Florida and California ranked as the top two states with the highest rate of mortgage fraud occurrence on the MIDEX. Connecticut ranked No. 24 in 2006, down from 19 in 2005. The state has placed at or near the middle of the 50 states for the past several years, with rankings of 25, 32 and 30 in 2002, 2003 and 2004, respectively.
Connecticut Department of Banking Commissioner Howard Pitkin, however, does not find much comfort in the middle-of-the-pack status.
“Mortgage fraud – and mortgage problems in general – is probably the biggest issue facing the American markets and state authorities,” he said.
An extra challenge for state authorities such as Pitkin is the battle against a growing caseload with a limited number of personnel. His department currently has nine examiners.
“We have limited resources, so we have to prioritize,” Pitkin said. “If I can find a way, I will add some more [examiners].”
Like the MIDEX, data from the U.S. Department of the Treasury’s Financial Crimes Enforcement Network, or FinCEN – which collects reports from federally insured financial institutions – show the number of mortgage fraud incidents in Connecticut is on the rise.
Since 2000, the annual number of mortgage fraud reports in Connecticut documented by FinCEN has nearly tripled, growing from 20 in 2000 to 56 in 2005. The data for 2006 go through June, with 19 reports filed. Nationwide, the number has grown from 3,515 in 2000 to 25,931 in 2005. Through June 2006, the national number was 17,368.
In response to the increase in fraud, the Washington, D.C.-based Mortgage Bankers Association is lobbying for an extra $6.25 million annually for the FBI to hire more investigators and prosecutors dedicated to cases of fraud against lenders.
“Certainly, if they had more funding, that would be a good thing,” said Pitkin, whose department works cases with the FBI.
One of the most common forms of fraud detected by MARI is application fraud – particularly stated income – meaning borrowers overstated their personal income in order to secure a loan. The study found that 55 percent of overall fraud incidents reported to the database for mortgages originated in 2006 contained application fraud, and the subprime equivalent was even higher at 65 percent.

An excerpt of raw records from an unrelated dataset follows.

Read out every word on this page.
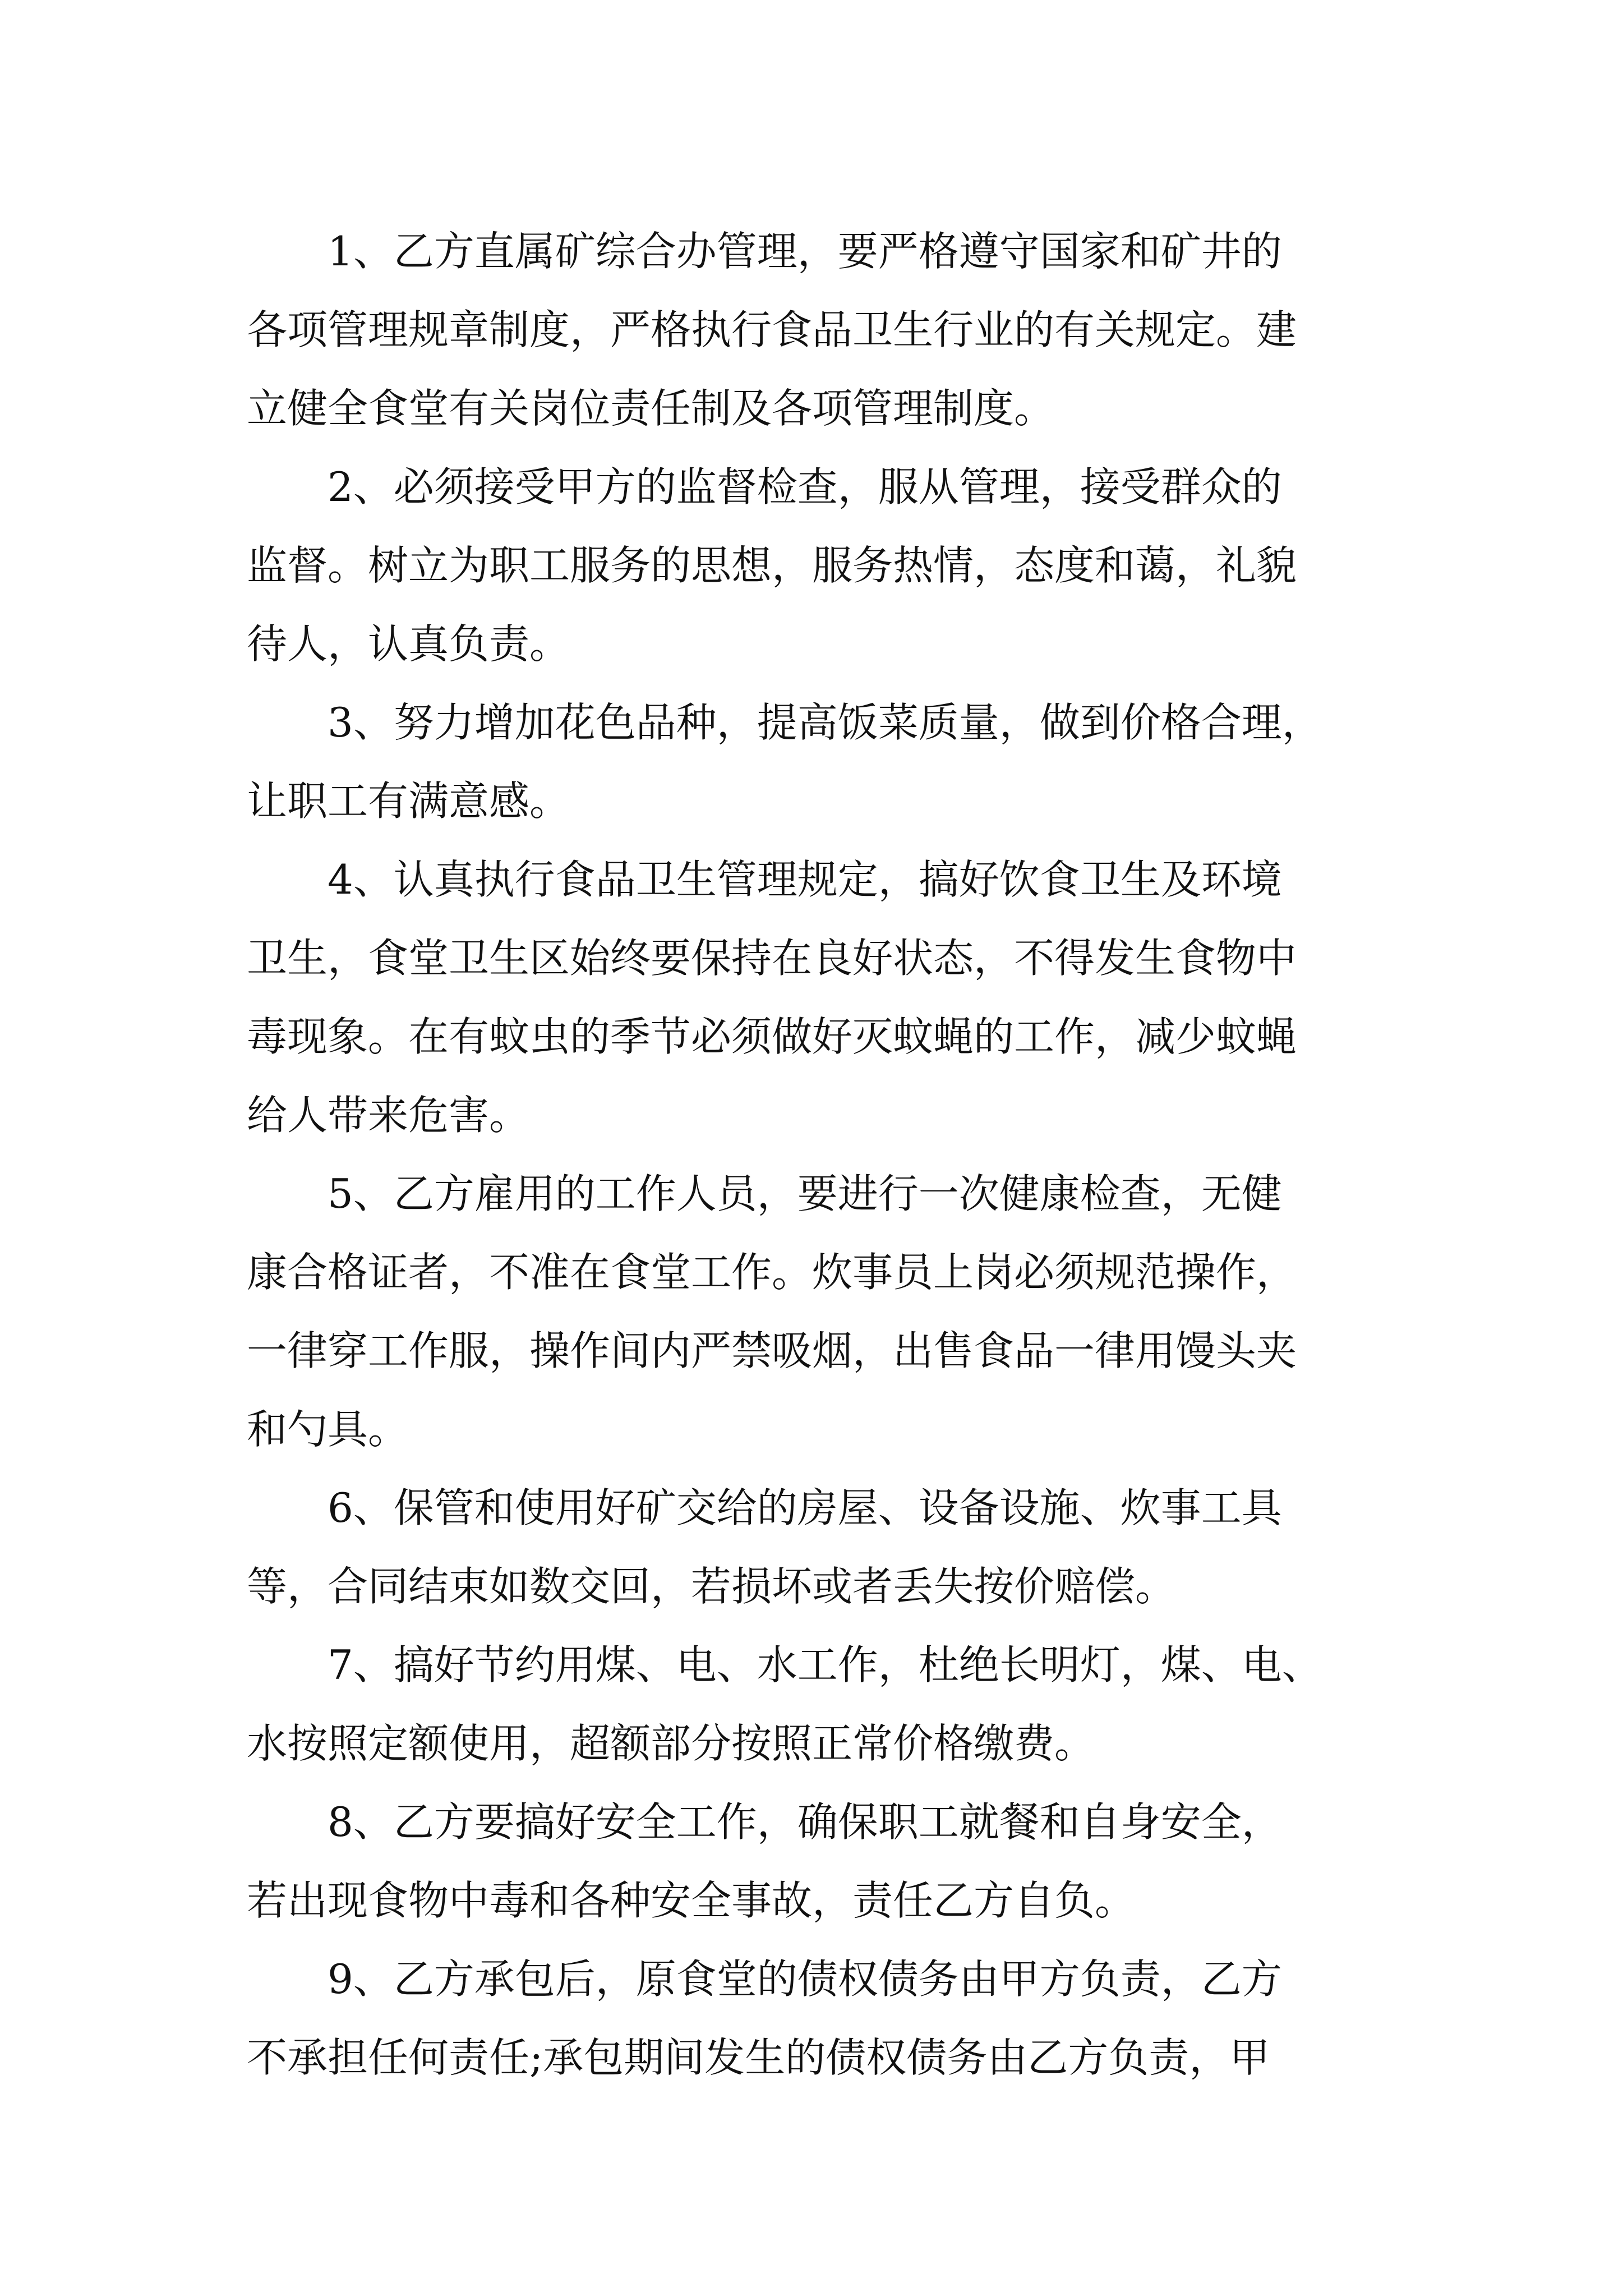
1、乙方直属矿综合办管理，要严格遵守国家和矿井的
各项管理规章制度，严格执行食品卫生行业的有关规定。建
立健全食堂有关岗位责任制及各项管理制度。
2、必须接受甲方的监督检查，服从管理，接受群众的
监督。树立为职工服务的思想，服务热情，态度和蔼，礼貌
待人，认真负责。
3、努力增加花色品种，提高饭菜质量，做到价格合理，
让职工有满意感。
4、认真执行食品卫生管理规定，搞好饮食卫生及环境
卫生，食堂卫生区始终要保持在良好状态，不得发生食物中
毒现象。在有蚊虫的季节必须做好灭蚊蝇的工作，减少蚊蝇
给人带来危害。
5、乙方雇用的工作人员，要进行一次健康检查，无健
康合格证者，不准在食堂工作。炊事员上岗必须规范操作，
一律穿工作服，操作间内严禁吸烟，出售食品一律用馒头夹
和勺具。
6、保管和使用好矿交给的房屋、设备设施、炊事工具
等，合同结束如数交回，若损坏或者丢失按价赔偿。
7、搞好节约用煤、电、水工作，杜绝长明灯，煤、电、
水按照定额使用，超额部分按照正常价格缴费。
8、乙方要搞好安全工作，确保职工就餐和自身安全，
若出现食物中毒和各种安全事故，责任乙方自负。
9、乙方承包后，原食堂的债权债务由甲方负责，乙方
不承担任何责任;承包期间发生的债权债务由乙方负责，甲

One lender in particular, trying to discover the scope of the problem, went back and reviewed 100 stated-income loans, Sharick said. Out of those, he noted, the lender found that in 60 percent of those loans, the borrower had substantially overstated his income.
“You really need to know your customer,” Sharick said. “More lenders are recognizing that they need to be doing a diligent job. Verify and re-verify your documents.”
In addition, lenders should verify the availability of the borrower’s funds, and call the borrower’s employer to confirm employment, he said.
Pitkin agreed.
“There’s nothing to say the originator shouldn’t get to know the borrower better,” he said.
Not being thorough can prove costly.
“It’s a situation where the onus is on the lender,” Sharick said. Problem loans tagged as fraudulent can be forced back onto the lender from the secondary market, and the lender will have to buy them back, he added.
“It’s important that [lenders] do as much as they can up front to catch it,” Sharick said. “After that loan enters the pipeline of the process, then it’s too late.”
The full effect of mortgage fraud in 2006 may not be known for a few years.
“It will likely take three to five years to uncover most of the fraud and misrepresentation in the 2006 book of business, and MARI will continue to receive MIDEX reports on 2006 loans,” states the MARI report. “During this period of time, many [adjustable-rate mortgage] loans will be refinanced, potentially preventing discovery of some of these issues.”